The team ... advised Obama officials on how to quash false claims that the President was a Muslim. (Instead of saying, “No, Obama is not a Muslim”—which simply increased association by repetition—it was better to counter with “Actually, Obama is a Christian.”)
Reason developed not to enable us to solve abstract, logical problems or even to help us draw conclusions from unfamiliar data; rather, it developed to resolve the problems posed by living in collaborative groups.
There was little advantage in reasoning clearly, while much was to be gained from winning arguments.
---Elizabeth Kolbert, "Why Facts Don't Change Our Minds," Issue of February 27, 2017 http://www.newyorker.com/magazine/201...

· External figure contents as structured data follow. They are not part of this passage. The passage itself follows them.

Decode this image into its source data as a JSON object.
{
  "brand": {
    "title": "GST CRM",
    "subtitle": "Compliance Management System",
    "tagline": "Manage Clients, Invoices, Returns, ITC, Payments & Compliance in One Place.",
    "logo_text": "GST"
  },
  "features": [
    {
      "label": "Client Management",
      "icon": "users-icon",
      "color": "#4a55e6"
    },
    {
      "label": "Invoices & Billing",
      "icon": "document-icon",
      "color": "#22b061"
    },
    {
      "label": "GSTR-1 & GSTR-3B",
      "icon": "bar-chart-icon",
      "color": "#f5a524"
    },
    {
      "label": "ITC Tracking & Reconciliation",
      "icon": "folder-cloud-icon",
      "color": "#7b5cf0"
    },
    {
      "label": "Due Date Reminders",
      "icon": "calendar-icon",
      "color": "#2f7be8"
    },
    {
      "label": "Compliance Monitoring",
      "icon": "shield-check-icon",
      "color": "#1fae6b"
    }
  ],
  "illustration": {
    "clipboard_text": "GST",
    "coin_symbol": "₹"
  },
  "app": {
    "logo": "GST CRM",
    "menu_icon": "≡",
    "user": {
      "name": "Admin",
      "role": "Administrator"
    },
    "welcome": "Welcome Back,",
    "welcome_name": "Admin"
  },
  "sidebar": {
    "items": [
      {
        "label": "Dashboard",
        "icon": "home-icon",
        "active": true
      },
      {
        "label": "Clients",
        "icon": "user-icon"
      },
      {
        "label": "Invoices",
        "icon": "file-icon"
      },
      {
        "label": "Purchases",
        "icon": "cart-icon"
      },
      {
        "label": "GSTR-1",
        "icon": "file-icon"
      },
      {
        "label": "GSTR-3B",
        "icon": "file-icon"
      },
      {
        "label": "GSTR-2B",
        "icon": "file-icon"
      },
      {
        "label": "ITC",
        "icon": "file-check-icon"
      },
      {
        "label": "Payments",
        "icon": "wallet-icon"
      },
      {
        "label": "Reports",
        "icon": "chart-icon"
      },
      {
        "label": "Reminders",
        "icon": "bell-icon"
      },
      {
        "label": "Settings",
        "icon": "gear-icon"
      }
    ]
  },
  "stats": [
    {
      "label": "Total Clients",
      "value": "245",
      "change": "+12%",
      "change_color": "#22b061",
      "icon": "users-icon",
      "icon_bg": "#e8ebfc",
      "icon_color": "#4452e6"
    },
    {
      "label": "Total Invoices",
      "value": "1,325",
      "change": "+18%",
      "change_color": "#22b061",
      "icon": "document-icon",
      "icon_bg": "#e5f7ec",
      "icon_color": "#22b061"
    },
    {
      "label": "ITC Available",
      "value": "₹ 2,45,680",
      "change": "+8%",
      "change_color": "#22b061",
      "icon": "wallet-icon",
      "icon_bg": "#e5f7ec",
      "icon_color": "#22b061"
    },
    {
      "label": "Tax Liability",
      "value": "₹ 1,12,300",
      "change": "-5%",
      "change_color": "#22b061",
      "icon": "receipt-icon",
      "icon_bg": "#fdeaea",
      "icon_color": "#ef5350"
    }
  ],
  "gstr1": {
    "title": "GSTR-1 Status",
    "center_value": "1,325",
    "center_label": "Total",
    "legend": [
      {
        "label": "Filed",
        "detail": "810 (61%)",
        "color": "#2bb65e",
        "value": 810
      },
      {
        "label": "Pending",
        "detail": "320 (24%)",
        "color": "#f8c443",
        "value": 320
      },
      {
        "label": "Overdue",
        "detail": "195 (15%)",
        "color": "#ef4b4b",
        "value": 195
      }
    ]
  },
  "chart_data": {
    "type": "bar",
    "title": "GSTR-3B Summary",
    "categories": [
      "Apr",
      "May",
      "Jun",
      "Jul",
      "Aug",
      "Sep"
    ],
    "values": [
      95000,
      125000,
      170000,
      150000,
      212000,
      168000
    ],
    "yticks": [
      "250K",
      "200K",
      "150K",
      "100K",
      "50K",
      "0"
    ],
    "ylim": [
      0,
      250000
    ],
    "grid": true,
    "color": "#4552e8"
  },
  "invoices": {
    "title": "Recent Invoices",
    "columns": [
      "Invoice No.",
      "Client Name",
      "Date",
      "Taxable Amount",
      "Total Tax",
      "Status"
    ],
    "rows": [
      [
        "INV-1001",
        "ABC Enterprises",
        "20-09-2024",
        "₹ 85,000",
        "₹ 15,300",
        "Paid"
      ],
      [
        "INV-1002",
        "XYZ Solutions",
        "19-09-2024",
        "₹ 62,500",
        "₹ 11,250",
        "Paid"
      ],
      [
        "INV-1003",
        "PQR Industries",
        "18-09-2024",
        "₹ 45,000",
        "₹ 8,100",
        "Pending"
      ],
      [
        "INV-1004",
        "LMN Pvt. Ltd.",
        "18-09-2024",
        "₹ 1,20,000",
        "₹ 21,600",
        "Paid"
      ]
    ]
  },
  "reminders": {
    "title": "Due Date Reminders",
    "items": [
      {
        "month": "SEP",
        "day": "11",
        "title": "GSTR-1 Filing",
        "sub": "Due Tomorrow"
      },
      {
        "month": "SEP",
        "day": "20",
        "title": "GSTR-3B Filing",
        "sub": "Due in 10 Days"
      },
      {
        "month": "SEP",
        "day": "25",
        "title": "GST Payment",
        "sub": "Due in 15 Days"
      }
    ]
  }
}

"Amos changed," said Danny. "When I gave him an idea he would look for what was good in it. For what was right with it. That, for me, was the happiness in the collaboration. He understood me better than I understood myself. He stopped doing that" (my italics).
All women in this story are erased.Remember those random anecdotes I mentioned? They were often tenuous in their connection to the narrative and yet they would get an entire chapter only to disappear for good by the next chapter. And they were all men. Many times the reader never really figures out why they feature in the book at all. The first mention of a woman was the lone participant of the inaugural psychology department class at Jerusalem University who did not complete her PhD because she was “waylaid by motherhood.” Um. Okay. The next and final mentions are about submissive nerd’s 2nd wife whose name is perhaps mentioned once (or maybe I just looked it up) but is usually referred to as “Danny’s wife” and who is mentioned at all as a sort of alternative explanation for the men’s breakup…. #2 moved to the U.S. with his new wife (who was from Europe) and even though #1 later moves to the US as well, that was the beginning of the end. She’s his Yoko Ono.